Wicked witch Angelique Stokes Collins has cast a spell on Maggie Collins, compelling Maggie to shoot her husband Quentin. Angelique herself dwells among the living because of another spell, one cast by her father, a wizard known as Tim. This spell drains the “life force” from a woman named Roxanne into Angelique, revivifying her after Quentin’s brother Roger drove a hatpin into her brain nine months ago. Angelique has kept her identity secret, in part because Quentin and a friend of his had a panic attack some time ago and destroyed her coffin, keeping the physical evidence from telling its tales. They were two loonies, quelling caskets.
Occasionally Roxanne manages to reclaim enough of her “life force” to make Angelique weak and cold. When this happens, Angelique can perk herself up by hugging a man and kissing him, thereby making all of his body heat flow into her, leaving him an icy corpse. The kiss appears to have become essential to this transfer; her kissing equates coolness. Yesterday she gave Roger this treatment, avenging her own murder.
The spell on Roxanne will break when she speaks, and her pushy ex-boyfriend Claude is about to make her do that. So Angelique has only moments to live. Quentin is on the run from the law, charged with the murder of a man named Bruno. Angelique’s enemy, Barnabas Collins, demands she sign a confession admitting that Bruno was actually killed by a spell she cast using a cravat of his. Quentin is innocent in these loose necktie squallings.
Angelique refuses to sign any such document. Later, Barnabas will tell the whole story to a police inspector whose incredulous response makes it clear that it would not have persuaded anyone had she done so. More urgent is a question he puts to her about the whereabouts of his faithful companion, Julia Hoffman. Angelique has locked Julia in a dungeon and left her to die of thirst. The door to this chamber swings shut silently, and apparently it does not let Julia’s cries for help be heard outside. Many of the places of confinement we have seen on Dark Shadows are the looniest squeaking cells you could imagine, but this one is grimly soundproof.
Roxanne speaks and Angelique dies, defiant to the end. Cloaking queenliest loss, her refusal to bend invests the character with a perverse grandeur.
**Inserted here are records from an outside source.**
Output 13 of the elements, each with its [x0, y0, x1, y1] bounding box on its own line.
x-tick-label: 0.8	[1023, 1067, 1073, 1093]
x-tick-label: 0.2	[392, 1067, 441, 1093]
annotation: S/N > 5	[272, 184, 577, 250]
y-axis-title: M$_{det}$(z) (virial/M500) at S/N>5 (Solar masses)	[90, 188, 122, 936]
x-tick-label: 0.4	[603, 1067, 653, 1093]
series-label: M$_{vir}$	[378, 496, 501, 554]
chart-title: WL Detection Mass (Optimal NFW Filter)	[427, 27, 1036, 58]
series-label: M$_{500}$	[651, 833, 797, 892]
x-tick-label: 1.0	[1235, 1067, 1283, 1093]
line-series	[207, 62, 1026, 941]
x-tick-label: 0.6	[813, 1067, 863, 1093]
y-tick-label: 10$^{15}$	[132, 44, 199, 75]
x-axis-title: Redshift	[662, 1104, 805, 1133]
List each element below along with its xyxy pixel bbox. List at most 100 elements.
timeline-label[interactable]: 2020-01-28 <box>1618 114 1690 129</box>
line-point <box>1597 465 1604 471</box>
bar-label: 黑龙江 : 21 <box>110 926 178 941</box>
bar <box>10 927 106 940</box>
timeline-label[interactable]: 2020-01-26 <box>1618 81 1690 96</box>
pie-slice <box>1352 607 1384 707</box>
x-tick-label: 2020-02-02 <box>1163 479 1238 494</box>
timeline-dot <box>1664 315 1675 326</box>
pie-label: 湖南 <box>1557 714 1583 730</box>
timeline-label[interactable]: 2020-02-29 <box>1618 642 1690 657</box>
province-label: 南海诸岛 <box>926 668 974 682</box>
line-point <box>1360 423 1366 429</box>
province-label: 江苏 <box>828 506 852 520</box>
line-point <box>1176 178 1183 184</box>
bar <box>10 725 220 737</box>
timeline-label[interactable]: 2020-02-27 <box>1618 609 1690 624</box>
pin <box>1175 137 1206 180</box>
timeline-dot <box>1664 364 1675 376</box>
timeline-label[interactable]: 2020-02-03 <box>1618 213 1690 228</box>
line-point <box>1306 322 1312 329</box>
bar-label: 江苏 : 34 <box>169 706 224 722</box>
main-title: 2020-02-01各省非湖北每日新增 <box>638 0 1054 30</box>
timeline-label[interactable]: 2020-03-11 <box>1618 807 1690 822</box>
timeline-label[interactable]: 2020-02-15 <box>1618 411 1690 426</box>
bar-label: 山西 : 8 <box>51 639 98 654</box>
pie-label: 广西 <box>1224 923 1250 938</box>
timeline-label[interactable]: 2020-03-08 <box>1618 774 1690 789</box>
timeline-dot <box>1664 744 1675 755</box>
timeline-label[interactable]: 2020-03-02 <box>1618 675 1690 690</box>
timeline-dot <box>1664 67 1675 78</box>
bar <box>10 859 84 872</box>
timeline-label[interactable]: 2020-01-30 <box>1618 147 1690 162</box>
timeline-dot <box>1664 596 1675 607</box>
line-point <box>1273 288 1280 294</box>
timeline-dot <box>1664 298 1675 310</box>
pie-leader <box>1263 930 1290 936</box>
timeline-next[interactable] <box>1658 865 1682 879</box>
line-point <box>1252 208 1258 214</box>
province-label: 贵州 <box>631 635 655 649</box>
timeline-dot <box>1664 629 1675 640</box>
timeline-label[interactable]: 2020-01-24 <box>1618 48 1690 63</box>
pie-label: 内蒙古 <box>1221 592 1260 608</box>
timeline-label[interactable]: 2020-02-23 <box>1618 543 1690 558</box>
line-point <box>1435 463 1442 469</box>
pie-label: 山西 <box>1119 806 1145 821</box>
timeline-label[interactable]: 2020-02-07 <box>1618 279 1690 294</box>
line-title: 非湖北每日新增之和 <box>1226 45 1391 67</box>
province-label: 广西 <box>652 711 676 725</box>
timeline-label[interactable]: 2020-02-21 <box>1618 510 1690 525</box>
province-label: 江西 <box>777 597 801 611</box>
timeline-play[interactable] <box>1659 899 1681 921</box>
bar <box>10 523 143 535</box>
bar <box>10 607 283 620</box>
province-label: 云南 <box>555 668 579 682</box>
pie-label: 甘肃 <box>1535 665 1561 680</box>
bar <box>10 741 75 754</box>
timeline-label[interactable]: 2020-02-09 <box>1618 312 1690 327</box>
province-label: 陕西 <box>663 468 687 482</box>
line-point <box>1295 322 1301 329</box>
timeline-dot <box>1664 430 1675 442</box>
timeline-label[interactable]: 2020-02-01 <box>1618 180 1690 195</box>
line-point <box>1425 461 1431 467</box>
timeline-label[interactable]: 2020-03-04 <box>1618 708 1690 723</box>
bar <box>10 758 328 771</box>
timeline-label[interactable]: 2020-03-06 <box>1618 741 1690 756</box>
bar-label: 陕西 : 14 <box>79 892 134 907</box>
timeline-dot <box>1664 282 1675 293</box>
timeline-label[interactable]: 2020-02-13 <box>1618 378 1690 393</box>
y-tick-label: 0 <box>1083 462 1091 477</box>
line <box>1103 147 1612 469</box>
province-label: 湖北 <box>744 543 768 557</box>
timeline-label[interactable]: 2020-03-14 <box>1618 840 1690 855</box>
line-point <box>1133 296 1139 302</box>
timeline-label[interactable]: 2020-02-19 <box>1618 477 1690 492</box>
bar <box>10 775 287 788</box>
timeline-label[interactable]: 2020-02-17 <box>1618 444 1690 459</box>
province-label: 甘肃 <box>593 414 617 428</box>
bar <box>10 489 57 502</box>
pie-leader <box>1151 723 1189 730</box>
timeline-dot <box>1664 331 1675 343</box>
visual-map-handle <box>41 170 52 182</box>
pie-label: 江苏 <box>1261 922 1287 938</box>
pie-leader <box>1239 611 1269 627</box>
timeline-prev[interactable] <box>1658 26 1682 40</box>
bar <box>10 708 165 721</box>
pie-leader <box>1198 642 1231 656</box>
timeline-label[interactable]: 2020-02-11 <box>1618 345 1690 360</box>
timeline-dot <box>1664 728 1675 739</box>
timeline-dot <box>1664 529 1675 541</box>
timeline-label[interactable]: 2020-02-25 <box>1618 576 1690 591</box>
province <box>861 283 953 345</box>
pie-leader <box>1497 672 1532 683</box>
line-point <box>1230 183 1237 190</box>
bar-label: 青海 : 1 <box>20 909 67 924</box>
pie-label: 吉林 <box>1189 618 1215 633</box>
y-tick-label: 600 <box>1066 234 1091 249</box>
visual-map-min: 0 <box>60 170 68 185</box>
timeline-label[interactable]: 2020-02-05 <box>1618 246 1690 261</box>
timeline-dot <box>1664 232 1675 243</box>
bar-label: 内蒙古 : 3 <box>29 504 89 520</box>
With Angelique’s death, her spell over Maggie breaks. Maggie collapses and drops the revolver she had trained on Quentin. One of the themes of the show has been that a person who casts a spell creates an alternate version of herself and that version takes possession of the person against whom they direct it. Lara Parker and Kathryn Leigh Scott play Angelique and Maggie’s collapses in the same way; seeing these back to back, we cannot miss the point that what we are really seeing is the simultaneous death of two Angeliques. Sometimes the alternate selves created by the spells outlive the spellcaster, and there is no telling where they will drive the victim. The accursed who wander about the earth, whether they became vampires like Barnabas or zombies like his uncle Jeremiah, are lockless antique legions, unrestricted in their physical movement, unlimited in the duration of their afflictions, uncounted in their numbers.
Miffed that Maggie pointed a gun at him, Quentin leaves the room. He finds Barnabas, who explains everything that has been going on. Quentin goes back to Maggie. She says that she realizes he could never love her or any other woman as he loved Angelique when she was alive. He tells her he never loved Angelique, but that he “hated the ground she walked on” and never shared a happy day with her because she was so cruel to him when they were married. When the same scene played out between Maxim de Winter and his second wife in Daphne Du Maurier’s Rebecca and in Alfred Hitchcock’s film based on the novel, we could take it as grounds for hoping that their marriage would take a turn for the better. But Quentin seems never to have loved Maggie, and we have never seen them share a happy day. They speak lovely words as they embrace; kissing allots eloquence. But Quentin’s declaration that he wasn’t any happier in his first marriage than he has been in his second comes only as confirmation of our suspicion that things will only go from bad to worse as long as he and Maggie stay together.
Barnabas and the inspector look for Roxanne. They don’t find her, and the inspector dismisses Barnabas’ whole story. The law moves a lot faster in Soap Opera Land than it does in our world, but only the looniest legal quickness could get Quentin out of trouble in the time that seems to be remaining in this storyline. Later, the inspector catches up to Quentin and arrests him, and Barnabas finds Claude stabbed to death in the woods.
This episode marks the final appearance of Angelique Stokes Collins. Lara Parker, that member of the queenliest looking class, will be back later as another witch named Angelique. It is also the final appearance of actor Brian Sturdivant and of the character Claude North. Sturdivant’s performance has many problems, most obviously his wildly uncertain accent. At times he manages to enunciate a few words in the old “mid-Atlantic accent” stage performers were trained to use in the first half of the twentieth century, but he never keeps it up for a whole line.